When calculating the retail cannabis tax, it must be calculated on the pre-discount listed price ($100), not the discounted price. The retail tax base does not change with the discount: 

  1. Listed price (pre-discount): $100
  2. Promotion: 20 percent off (customer pays $80)
  3. Retail cannabis tax base per 9 NYCRR § 129.3(b)(2): $100 (not $80)
  4. Retail cannabis tax due: $100 × 13 percent
  5. Amount due from customer at checkout: $80 + $13 = $93

Many point-of-sale configurations calculate the retail cannabis tax as a percentage of the discounted selling price. The regulation requires the opposite: compute the retail tax on the undiscounted(pre-discount) price, even if the customer ultimately pays less due to a promotion.

Getting the tax calculation wrong creates personal liability exposure

If a retailer calculates retail cannabis tax on the discounted price instead of the pre-discount price, the likely result is an under-collection and under-remittance of tax. New York’s tax enforcement framework commonly imposes personal, joint-and-several liability on certain individuals who are under a “duty to act” for a business in collecting and remitting taxes. For example, under Tax Law § 1133 (the sales and use tax “responsible person” statute), certain owners, officers, directors, employees, managers, partners or members can be held personally liable for taxes collected, or required to be collected, and personal assets may be pursued once a liability becomes fixed and final. 

Under cannabis tax law, under-collection and under-remittance of adult-use cannabis taxes creates not only entity-level exposure, but also the potential for personal assessments against individuals who are treated as responsible persons under the state’s tax framework. Operators should therefore calculate the retail tax on the pre-discounted price a compliance requirement to mitigate potential downstream tax exposure.

Who is most at risk?

Personal exposure issues tend to arise for individuals who have authority over (or meaningful involvement in) financial controls, tax settings or payment decisions, including:

  • Owners, members or partners with control over finances or compliance.
  • Officers/executives who supervise finance, accounting or store operations.
  • Controllers, finance directors and accounting personnel who configure or oversee tax computation and returns.
  • Managers with authority to direct payments (including decisions about which vendors get paid when cash is tight).

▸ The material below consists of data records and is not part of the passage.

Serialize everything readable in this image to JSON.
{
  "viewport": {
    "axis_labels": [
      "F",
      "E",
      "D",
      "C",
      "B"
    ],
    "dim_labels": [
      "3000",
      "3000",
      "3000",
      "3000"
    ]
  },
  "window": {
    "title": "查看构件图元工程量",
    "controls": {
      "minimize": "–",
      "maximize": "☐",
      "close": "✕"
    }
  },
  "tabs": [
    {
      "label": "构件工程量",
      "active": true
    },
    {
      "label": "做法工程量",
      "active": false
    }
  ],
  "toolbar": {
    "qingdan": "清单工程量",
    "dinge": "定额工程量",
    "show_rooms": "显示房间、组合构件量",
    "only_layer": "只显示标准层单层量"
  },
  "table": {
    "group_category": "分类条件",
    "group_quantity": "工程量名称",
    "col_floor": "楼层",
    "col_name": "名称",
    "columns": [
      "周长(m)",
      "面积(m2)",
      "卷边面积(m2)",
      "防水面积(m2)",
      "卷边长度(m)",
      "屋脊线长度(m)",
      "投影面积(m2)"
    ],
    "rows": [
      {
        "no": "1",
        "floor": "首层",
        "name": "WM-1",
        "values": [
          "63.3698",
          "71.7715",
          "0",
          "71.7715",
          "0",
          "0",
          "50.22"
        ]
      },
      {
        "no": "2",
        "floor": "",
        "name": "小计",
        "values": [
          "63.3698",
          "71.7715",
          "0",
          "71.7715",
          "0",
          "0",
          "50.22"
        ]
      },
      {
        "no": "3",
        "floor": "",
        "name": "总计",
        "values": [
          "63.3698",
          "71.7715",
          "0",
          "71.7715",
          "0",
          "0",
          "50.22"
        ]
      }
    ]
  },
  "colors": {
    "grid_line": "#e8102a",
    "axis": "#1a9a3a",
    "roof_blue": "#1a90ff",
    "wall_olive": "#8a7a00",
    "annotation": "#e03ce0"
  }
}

Steps to fix — or prevent — noncompliance

Cannabis businesses should take the following steps to ensure compliance:

  • Audit your Point-of-Sale tax base logic. Confirm the retail cannabis tax is computed on the pre-discount price for every discount type you offer (manual discounts, coupons, loyalty points, bundles, etc.).
  • Confirm “market value” compliance. Validate that advertised discounts do not push the selling price below “market value” as that term is defined in the regulations.
  • Document discount programs. Maintain written discount/loyalty program terms and internal controls showing how taxes are calculated and remitted.
  • Run periodic exception reports. Identify transactions where a discount applied but tax was computed on the discounted base; investigate and correct configuration errors.
  • Consider voluntary remediation. If you identify under-collection/under-remittance, consult counsel about corrective filings and payment options before an audit or inquiry.
  • Train staff. Ensure store managers and cashiers understand that “discounted price” and “tax base” may differ under 9 NYCRR § 129.3(b)(2).

The bottom line is, businesses should assume regulators and tax authorities will scrutinize discount programs for compliance, and they should treat tax configuration as a governance issue — not merely a cashiering issue.

Jason W. Klimek is co-leader of Harris Beach Murtha’s cannabis industry team.